Airport lines and ICT woes
Sometimes it seems as if we simply can’t move forward without taking a step or two backward at the same time. On a brief trip abroad last week, I was pleased to see how we no longer need to fill out those pesky immigration forms. One wonders why it took so long, when we’ve had machine-readable passports for years. And unless one has something to declare, there’s also no need to fill out a Customs form upon arrival. Welcome (and overdue) forward steps indeed.
But at the start of the trip came the downer: It’s now a greater hassle to pay the Department of Tourism’s P1,620 travel tax, necessary if you bought a ticket online—which a great number of us do nowadays. On some strange logic (unless they think waiting in line is part of the fun of being in the Philippines), the DOT people at Ninoy Aquino International Airport (Naia) Terminal 3 had the bright idea of making people line up twice for the process. The first queue, some 30-people long when I was there, was just to check your papers and to issue you an “Authorization to Receive Payment” slip (an unnecessary expense of paper, and trees, if you ask me). After lining up about 15 minutes for that, you’re asked to move to an even longer queue for the cashiers sitting right beside the checkers you just lined up for, in order to pay the tax. (Picture yourself already at the counter, having to walk back again some 60-80 feet away from it to line up anew behind 40 people for that same counter, only this time for the cashiers.) Total time spent: 30-45 minutes. What made them change the old setup, where you lined up to have both steps done in one go, simply escapes me.
I wrote some time back about how international passengers leaving at Naia must line up 9-10 times before flying off, when one typically does so only 3-4 times elsewhere (“Needless queues and competitiveness,” Opinion, 11/13/12). Since then, the DOT people at Naia (at least in Terminal 3, where I departed from last week) still managed to add yet another queue to all that, congratulations. I would have expected them to be at the forefront of getting those queues reduced! In welcome news, the Department of Transportation and Communications recently announced that agreement has been reached with international airlines to integrate the P550 terminal fee into the price of the tickets starting October. That would mean one needless queue less. But again I ask, why couldn’t we have done it years ago, as other countries did? And why October still?
Why can’t the DOT reach similar agreement with the airlines on the travel tax? Don’t tell me it’s because not all passengers need to pay the tax; in this information and communication technology (ICT) age, surely there’s a way to handle that. And why didn’t the DOTC and the DOT just negotiate with the airlines together? Don’t we have enough coordination and teamwork in this government to have thought of that? How I miss President Fidel Ramos’ constant demand for UST (unity, solidarity and teamwork) and CSW (complete staff work) from his Cabinet during his time.
We pride ourselves in being the texting capital of the world, in being tech savvy, and in having excellent ICT and computer professionals, many of whom we export to other countries to propel their own ICT sectors.

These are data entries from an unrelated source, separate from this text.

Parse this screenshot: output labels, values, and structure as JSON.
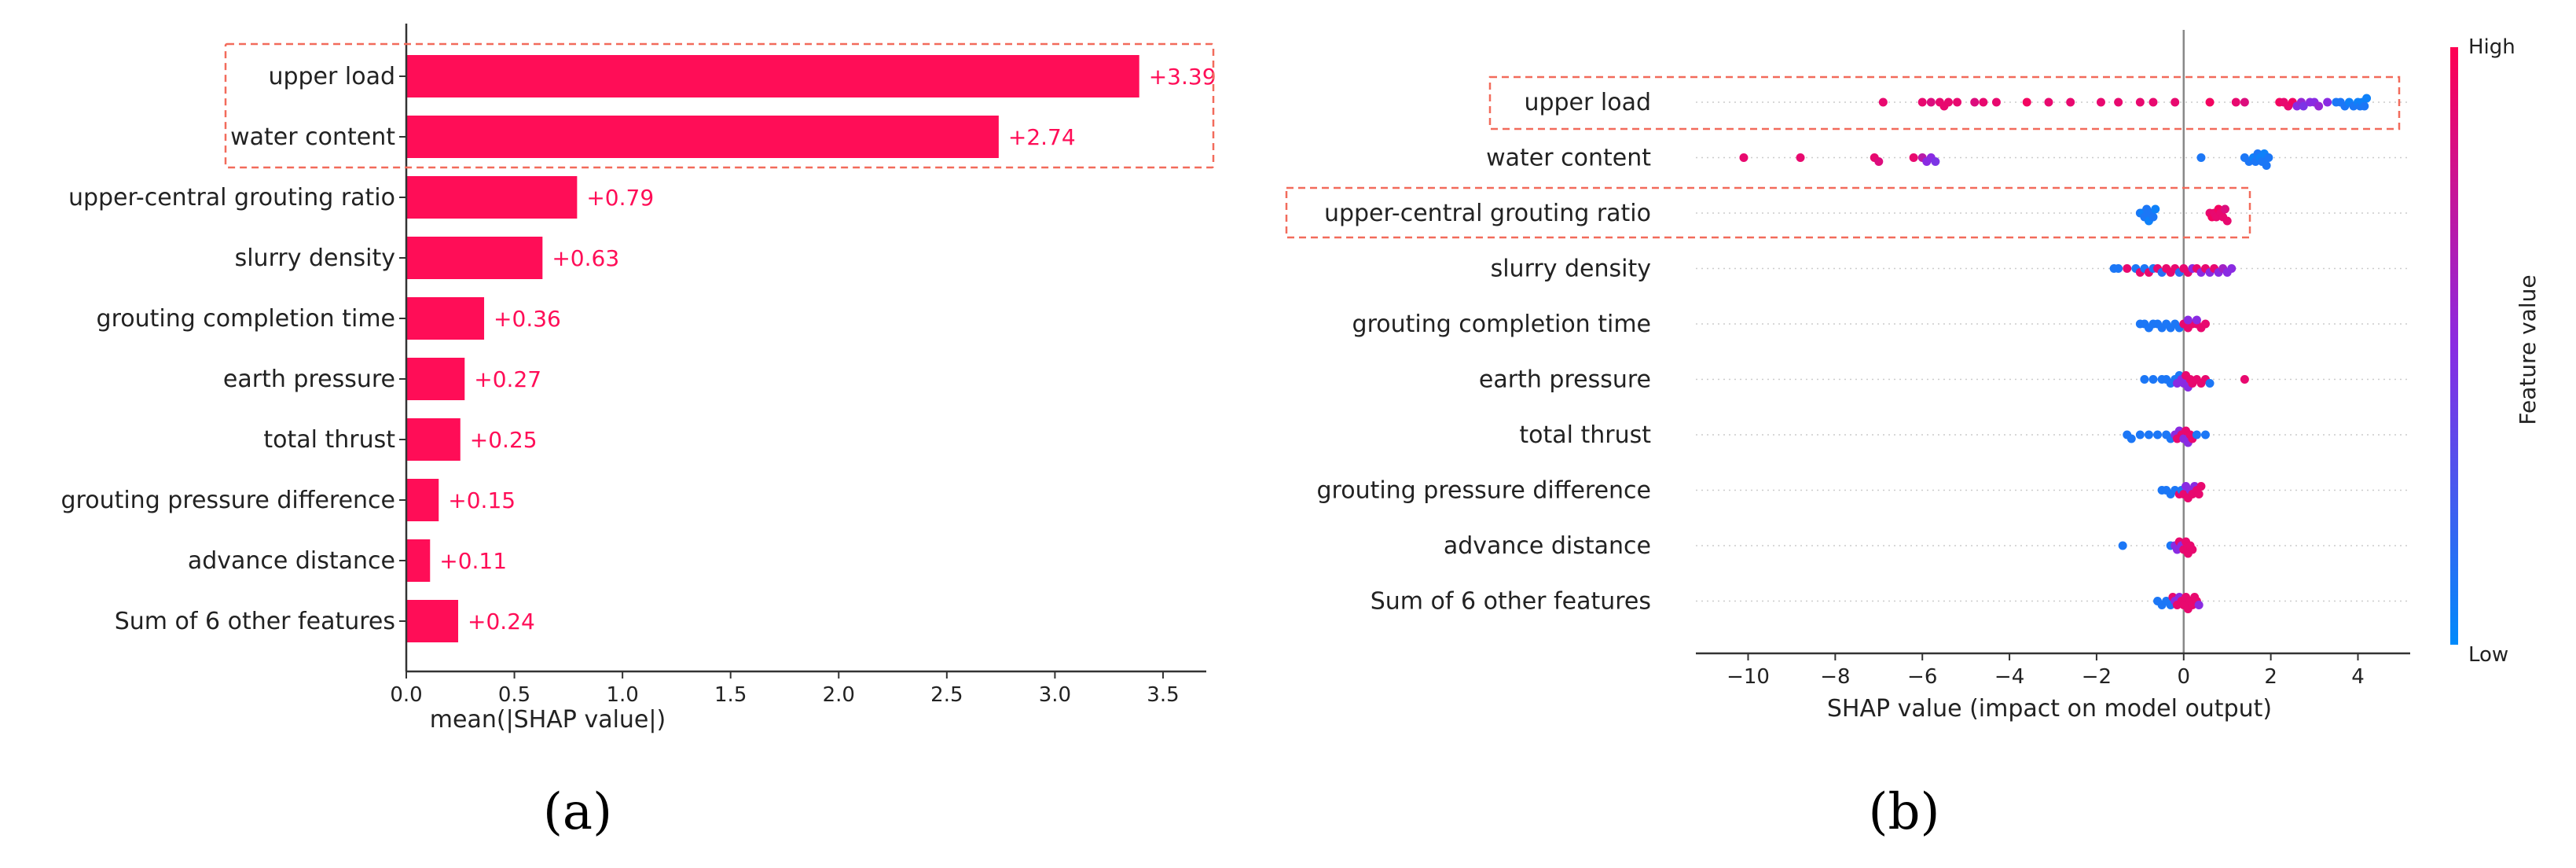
{
  "colors": {
    "bar": "#ff0d57",
    "value_label": "#ff0d57",
    "highlight_box": "#f26b5b",
    "axis": "#333333",
    "text": "#222222",
    "low": "#1e88e5",
    "high": "#ff0d57"
  },
  "panel_labels": {
    "a": "(a)",
    "b": "(b)"
  },
  "chart_data": [
    {
      "type": "bar",
      "orientation": "horizontal",
      "categories": [
        "upper load",
        "water content",
        "upper-central grouting ratio",
        "slurry density",
        "grouting completion time",
        "earth pressure",
        "total thrust",
        "grouting pressure difference",
        "advance distance",
        "Sum of 6 other features"
      ],
      "values": [
        3.39,
        2.74,
        0.79,
        0.63,
        0.36,
        0.27,
        0.25,
        0.15,
        0.11,
        0.24
      ],
      "value_labels": [
        "+3.39",
        "+2.74",
        "+0.79",
        "+0.63",
        "+0.36",
        "+0.27",
        "+0.25",
        "+0.15",
        "+0.11",
        "+0.24"
      ],
      "xlabel": "mean(|SHAP value|)",
      "xlim": [
        0,
        3.7
      ],
      "xticks": [
        0.0,
        0.5,
        1.0,
        1.5,
        2.0,
        2.5,
        3.0,
        3.5
      ],
      "xtick_labels": [
        "0.0",
        "0.5",
        "1.0",
        "1.5",
        "2.0",
        "2.5",
        "3.0",
        "3.5"
      ],
      "highlighted_categories": [
        "upper load",
        "water content"
      ],
      "grid": false
    },
    {
      "type": "scatter",
      "subtype": "beeswarm",
      "categories": [
        "upper load",
        "water content",
        "upper-central grouting ratio",
        "slurry density",
        "grouting completion time",
        "earth pressure",
        "total thrust",
        "grouting pressure difference",
        "advance distance",
        "Sum of 6 other features"
      ],
      "xlabel": "SHAP value (impact on model output)",
      "xlim": [
        -11.2,
        5.2
      ],
      "xticks": [
        -10,
        -8,
        -6,
        -4,
        -2,
        0,
        2,
        4
      ],
      "xtick_labels": [
        "−10",
        "−8",
        "−6",
        "−4",
        "−2",
        "0",
        "2",
        "4"
      ],
      "colorbar": {
        "label": "Feature value",
        "high_label": "High",
        "low_label": "Low"
      },
      "highlighted_categories": [
        "upper load",
        "upper-central grouting ratio"
      ],
      "series": [
        {
          "category": "upper load",
          "points": [
            [
              -6.9,
              0.9
            ],
            [
              -6.0,
              0.9
            ],
            [
              -5.8,
              0.85
            ],
            [
              -5.6,
              0.9
            ],
            [
              -5.5,
              0.9
            ],
            [
              -5.4,
              0.9
            ],
            [
              -5.2,
              0.9
            ],
            [
              -4.8,
              0.85
            ],
            [
              -4.6,
              0.9
            ],
            [
              -4.3,
              0.9
            ],
            [
              -3.6,
              0.95
            ],
            [
              -3.1,
              0.9
            ],
            [
              -2.6,
              0.9
            ],
            [
              -1.9,
              0.9
            ],
            [
              -1.5,
              0.9
            ],
            [
              -1.0,
              0.9
            ],
            [
              -0.7,
              0.9
            ],
            [
              -0.2,
              0.9
            ],
            [
              0.6,
              0.95
            ],
            [
              1.2,
              0.9
            ],
            [
              1.4,
              0.85
            ],
            [
              2.2,
              0.95
            ],
            [
              2.3,
              0.9
            ],
            [
              2.4,
              0.9
            ],
            [
              2.5,
              0.95
            ],
            [
              2.6,
              0.5
            ],
            [
              2.7,
              0.55
            ],
            [
              2.75,
              0.45
            ],
            [
              2.9,
              0.5
            ],
            [
              3.0,
              0.5
            ],
            [
              3.1,
              0.55
            ],
            [
              3.3,
              0.5
            ],
            [
              3.5,
              0.1
            ],
            [
              3.6,
              0.1
            ],
            [
              3.7,
              0.1
            ],
            [
              3.8,
              0.05
            ],
            [
              3.9,
              0.1
            ],
            [
              4.0,
              0.05
            ],
            [
              4.05,
              0.1
            ],
            [
              4.1,
              0.05
            ],
            [
              4.15,
              0.1
            ],
            [
              4.2,
              0.05
            ]
          ]
        },
        {
          "category": "water content",
          "points": [
            [
              -10.1,
              0.9
            ],
            [
              -8.8,
              0.9
            ],
            [
              -7.1,
              0.9
            ],
            [
              -7.0,
              0.85
            ],
            [
              -6.2,
              0.9
            ],
            [
              -6.0,
              0.7
            ],
            [
              -5.9,
              0.5
            ],
            [
              -5.8,
              0.5
            ],
            [
              -5.7,
              0.45
            ],
            [
              0.4,
              0.1
            ],
            [
              1.4,
              0.1
            ],
            [
              1.5,
              0.1
            ],
            [
              1.6,
              0.05
            ],
            [
              1.65,
              0.1
            ],
            [
              1.7,
              0.1
            ],
            [
              1.75,
              0.05
            ],
            [
              1.8,
              0.1
            ],
            [
              1.85,
              0.05
            ],
            [
              1.9,
              0.1
            ],
            [
              1.95,
              0.1
            ]
          ]
        },
        {
          "category": "upper-central grouting ratio",
          "points": [
            [
              -1.0,
              0.1
            ],
            [
              -0.95,
              0.05
            ],
            [
              -0.9,
              0.1
            ],
            [
              -0.85,
              0.1
            ],
            [
              -0.8,
              0.05
            ],
            [
              -0.75,
              0.1
            ],
            [
              -0.7,
              0.1
            ],
            [
              -0.65,
              0.05
            ],
            [
              0.6,
              0.9
            ],
            [
              0.65,
              0.95
            ],
            [
              0.7,
              0.9
            ],
            [
              0.75,
              0.9
            ],
            [
              0.8,
              0.95
            ],
            [
              0.85,
              0.9
            ],
            [
              0.9,
              0.9
            ],
            [
              0.95,
              0.85
            ],
            [
              1.0,
              0.9
            ]
          ]
        },
        {
          "category": "slurry density",
          "points": [
            [
              -1.6,
              0.1
            ],
            [
              -1.5,
              0.1
            ],
            [
              -1.3,
              0.9
            ],
            [
              -1.1,
              0.1
            ],
            [
              -1.0,
              0.9
            ],
            [
              -0.9,
              0.1
            ],
            [
              -0.8,
              0.9
            ],
            [
              -0.7,
              0.1
            ],
            [
              -0.6,
              0.9
            ],
            [
              -0.5,
              0.15
            ],
            [
              -0.4,
              0.9
            ],
            [
              -0.3,
              0.9
            ],
            [
              -0.2,
              0.9
            ],
            [
              -0.1,
              0.15
            ],
            [
              0.0,
              0.9
            ],
            [
              0.1,
              0.9
            ],
            [
              0.2,
              0.5
            ],
            [
              0.3,
              0.9
            ],
            [
              0.4,
              0.5
            ],
            [
              0.5,
              0.9
            ],
            [
              0.6,
              0.5
            ],
            [
              0.7,
              0.9
            ],
            [
              0.8,
              0.5
            ],
            [
              0.9,
              0.6
            ],
            [
              1.0,
              0.5
            ],
            [
              1.1,
              0.5
            ]
          ]
        },
        {
          "category": "grouting completion time",
          "points": [
            [
              -1.0,
              0.1
            ],
            [
              -0.9,
              0.1
            ],
            [
              -0.8,
              0.1
            ],
            [
              -0.7,
              0.1
            ],
            [
              -0.6,
              0.1
            ],
            [
              -0.5,
              0.1
            ],
            [
              -0.4,
              0.1
            ],
            [
              -0.3,
              0.1
            ],
            [
              -0.2,
              0.1
            ],
            [
              -0.1,
              0.1
            ],
            [
              0.0,
              0.9
            ],
            [
              0.1,
              0.9
            ],
            [
              0.2,
              0.9
            ],
            [
              0.3,
              0.9
            ],
            [
              0.4,
              0.9
            ],
            [
              0.5,
              0.9
            ],
            [
              0.1,
              0.5
            ],
            [
              0.3,
              0.5
            ]
          ]
        },
        {
          "category": "earth pressure",
          "points": [
            [
              -0.9,
              0.1
            ],
            [
              -0.7,
              0.1
            ],
            [
              -0.5,
              0.1
            ],
            [
              -0.4,
              0.1
            ],
            [
              -0.3,
              0.1
            ],
            [
              -0.2,
              0.1
            ],
            [
              -0.15,
              0.5
            ],
            [
              -0.1,
              0.1
            ],
            [
              -0.05,
              0.5
            ],
            [
              0.0,
              0.5
            ],
            [
              0.05,
              0.9
            ],
            [
              0.1,
              0.5
            ],
            [
              0.15,
              0.9
            ],
            [
              0.2,
              0.9
            ],
            [
              0.3,
              0.9
            ],
            [
              0.4,
              0.9
            ],
            [
              0.5,
              0.9
            ],
            [
              0.6,
              0.1
            ],
            [
              1.4,
              0.9
            ]
          ]
        },
        {
          "category": "total thrust",
          "points": [
            [
              -1.3,
              0.1
            ],
            [
              -1.2,
              0.1
            ],
            [
              -1.0,
              0.1
            ],
            [
              -0.8,
              0.1
            ],
            [
              -0.6,
              0.1
            ],
            [
              -0.4,
              0.1
            ],
            [
              -0.3,
              0.1
            ],
            [
              -0.2,
              0.5
            ],
            [
              -0.15,
              0.9
            ],
            [
              -0.1,
              0.5
            ],
            [
              -0.05,
              0.9
            ],
            [
              0.0,
              0.5
            ],
            [
              0.05,
              0.9
            ],
            [
              0.1,
              0.5
            ],
            [
              0.15,
              0.9
            ],
            [
              0.2,
              0.9
            ],
            [
              0.3,
              0.1
            ],
            [
              0.5,
              0.1
            ]
          ]
        },
        {
          "category": "grouting pressure difference",
          "points": [
            [
              -0.5,
              0.1
            ],
            [
              -0.4,
              0.1
            ],
            [
              -0.3,
              0.1
            ],
            [
              -0.2,
              0.1
            ],
            [
              -0.1,
              0.9
            ],
            [
              -0.05,
              0.1
            ],
            [
              0.0,
              0.9
            ],
            [
              0.05,
              0.5
            ],
            [
              0.1,
              0.9
            ],
            [
              0.15,
              0.5
            ],
            [
              0.2,
              0.9
            ],
            [
              0.25,
              0.5
            ],
            [
              0.3,
              0.9
            ],
            [
              0.35,
              0.9
            ],
            [
              0.4,
              0.9
            ]
          ]
        },
        {
          "category": "advance distance",
          "points": [
            [
              -1.4,
              0.1
            ],
            [
              -0.3,
              0.1
            ],
            [
              -0.2,
              0.5
            ],
            [
              -0.15,
              0.5
            ],
            [
              -0.1,
              0.9
            ],
            [
              -0.05,
              0.5
            ],
            [
              0.0,
              0.9
            ],
            [
              0.05,
              0.9
            ],
            [
              0.1,
              0.9
            ],
            [
              0.15,
              0.9
            ],
            [
              0.2,
              0.9
            ]
          ]
        },
        {
          "category": "Sum of 6 other features",
          "points": [
            [
              -0.6,
              0.1
            ],
            [
              -0.5,
              0.1
            ],
            [
              -0.4,
              0.1
            ],
            [
              -0.3,
              0.1
            ],
            [
              -0.25,
              0.9
            ],
            [
              -0.2,
              0.5
            ],
            [
              -0.15,
              0.9
            ],
            [
              -0.1,
              0.5
            ],
            [
              -0.05,
              0.9
            ],
            [
              0.0,
              0.9
            ],
            [
              0.05,
              0.9
            ],
            [
              0.1,
              0.9
            ],
            [
              0.15,
              0.9
            ],
            [
              0.2,
              0.9
            ],
            [
              0.25,
              0.9
            ],
            [
              0.3,
              0.9
            ],
            [
              0.35,
              0.5
            ]
          ]
        }
      ]
    }
  ]
}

And yet our government has lagged sorely behind in using ICT to strengthen governance, streamline public services, improve revenue collection, and reduce the costs of doing business. Part of it traces to our leaders’ seeming lack of appreciation of the critical and overarching role ICT plays in modern society. Many of us have long argued for a Department of ICT (DICT) to upgrade the former Commission on ICT (CICT) and subsume the communications functions of the DOTC (whose transportation functions would in turn be best merged into the Department of Public Works and Highways). Instead, the current government moved in the reverse direction, downgrading CICT into a mere office under the Department of Science and Technology, led by an executive director with no clout to implement a government-wide strategic and integrated ICT system.
CICT, created through Executive Order No. 269 by former president Gloria Arroyo in January 2004, was tasked to “manage, coordinate and implement ICT-related plans of the government,” and “to harmonize the country’s ICT agenda.” But in June 2011, just days after CICT had unveiled its Philippine Digital Strategy 2011-2016 as the country’s medium-term ICT roadmap, President Aquino surprised many by issuing EO 47, downgrading CICT into the ICT office. Did ICT become a casualty in this government’s seeming penchant for undoing anything done by its predecessor, bad or good? Or was it merely a “sidestep” to pave the way for the creation of a Cabinet-level DICT, as some wishful thinkers initially thought? Well, three years later and given persistent negative signals from Malacañang, it seemed wishful thinking indeed.
Meanwhile, the Bureau of Customs wants to do away with face-to-face contact with importers and have paperless transactions by next year. Indeed, government agencies in general need to do away with paper forms to speed up transactions and curb bribery and corruption that face-to-face contact with the public abets—and to save our trees to boot. For this, we need electronic signatures to finally be accepted in government transactions, which I’m told continues to be inoperative even as the E-Commerce Act of 2000 mandated it 14 years ago! A DICT could have made that happen by now.
Surely, the less we need to show up in government offices and the less we all have to line up to get things done, the better off we would all be.